Ein Recht und keine Gefälligkeit
Am 3. März geht es um Grundrechte: Sowohl die Anti-Chaot*innen-Initiative der Jungen SVP als auch der Gegenvorschlag des Zürcher Kantonsrats greifen die Versammlungs- und Meinungsäusserungsfreiheit an.
Die «Anti-Chaot*innen-Initiative», lanciert von der Jungen SVP Kanton Zürich, antwortet auf die steigende Anzahl Demonstrationen, die im Kanton Zürich durchgeführt werden, und die zunehmende Fangewalt bei Fussballspielen.
Konkret fordert sie eine grundsätzliche Bewilligungspflicht für Demonstrationen und will die Kosten für polizeiliche Einsätze sowie entstandene Sachschäden auf die Teilnehmer*innen von Demonstrationen abwälzen. Wer eine bewilligte Demonstration stört, soll ebenfalls zur Kasse gebeten werden. Weiter würde bei einer Annahme der Initiative die Räumung von Besetzungen den beteiligten Aktivist*innen verrechnet. Der Gegenvorschlag des Kantonsrats geht nicht auf Sachbeschädigungen und Hausbesetzungen ein, übernimmt jedoch die anderen Forderungen der Initiative.
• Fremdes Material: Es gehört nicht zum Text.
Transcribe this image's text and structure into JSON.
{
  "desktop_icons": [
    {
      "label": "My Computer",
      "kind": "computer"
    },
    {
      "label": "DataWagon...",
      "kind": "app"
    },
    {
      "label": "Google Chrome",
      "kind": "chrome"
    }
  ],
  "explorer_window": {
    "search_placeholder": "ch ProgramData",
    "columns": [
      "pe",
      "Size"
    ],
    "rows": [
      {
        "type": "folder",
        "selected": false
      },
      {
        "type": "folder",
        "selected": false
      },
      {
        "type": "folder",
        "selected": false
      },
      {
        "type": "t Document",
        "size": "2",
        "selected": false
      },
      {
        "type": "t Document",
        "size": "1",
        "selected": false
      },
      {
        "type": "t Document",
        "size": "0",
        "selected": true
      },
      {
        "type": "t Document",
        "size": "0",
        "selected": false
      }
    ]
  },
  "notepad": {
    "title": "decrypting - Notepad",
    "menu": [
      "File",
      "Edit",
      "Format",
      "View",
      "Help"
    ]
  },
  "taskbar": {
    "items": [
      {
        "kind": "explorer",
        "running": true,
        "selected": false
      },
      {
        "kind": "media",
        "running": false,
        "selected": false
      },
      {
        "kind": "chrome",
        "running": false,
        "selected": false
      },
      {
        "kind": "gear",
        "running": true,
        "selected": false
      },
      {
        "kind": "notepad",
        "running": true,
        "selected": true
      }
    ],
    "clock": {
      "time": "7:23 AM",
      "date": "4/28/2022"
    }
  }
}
Es wird gefordert, was bereits gilt
Sowohl die Initiative als auch der Gegenvorschlag fordern im Kern, was bereits im heutigen Rechtssystem verankert ist: In fast allen Gemeinden gilt für Kundgebungen aller Art eine Bewilligungspflicht. Zudem müssen Demonstrationen auch heute schon friedlich verlaufen. Gewalttaten wie Körperverletzung, Beleidigungen und weitere Gesetzesverstösse dieser Art sind strafrechtlich abgedeckt, Sachbeschädigungen können durch das Zivilrecht eingeklagt werden. Auch die Möglichkeit, Polizeikosten auf Teilnehmende einer politischen Kundgebung abzuwälzen, besteht in gewissen Kontexten. Das Initiativkomitee argumentiert, es ginge darum, gewalttätigen Chaot*innen Einhalt zu gebieten.
Leandra Columberg, SP-Kantonsrätin, sieht das ganz anders: «Die Junge SVP sieht in diesem Thema eine Chance, sich zu inszenieren und instrumentalisiert die Tatsache, dass in der Bevölkerung ein gewisser Frust über Ausschreitungen an Demonstrationen besteht.» Mit einer Lücke im Rechtssystem habe dies allerdings wenig zu tun, der Vorschlag der Jungen SVP sei nicht grundrechtskonform umsetzbar. Es ginge den Initiant*innen vielmehr darum, einen sogenannten «Chilling Effect» zu erzeugen. Es solle eine Abschreckwirkung erzielt werden, um Demonstrationen grundsätzlich zu unterbinden.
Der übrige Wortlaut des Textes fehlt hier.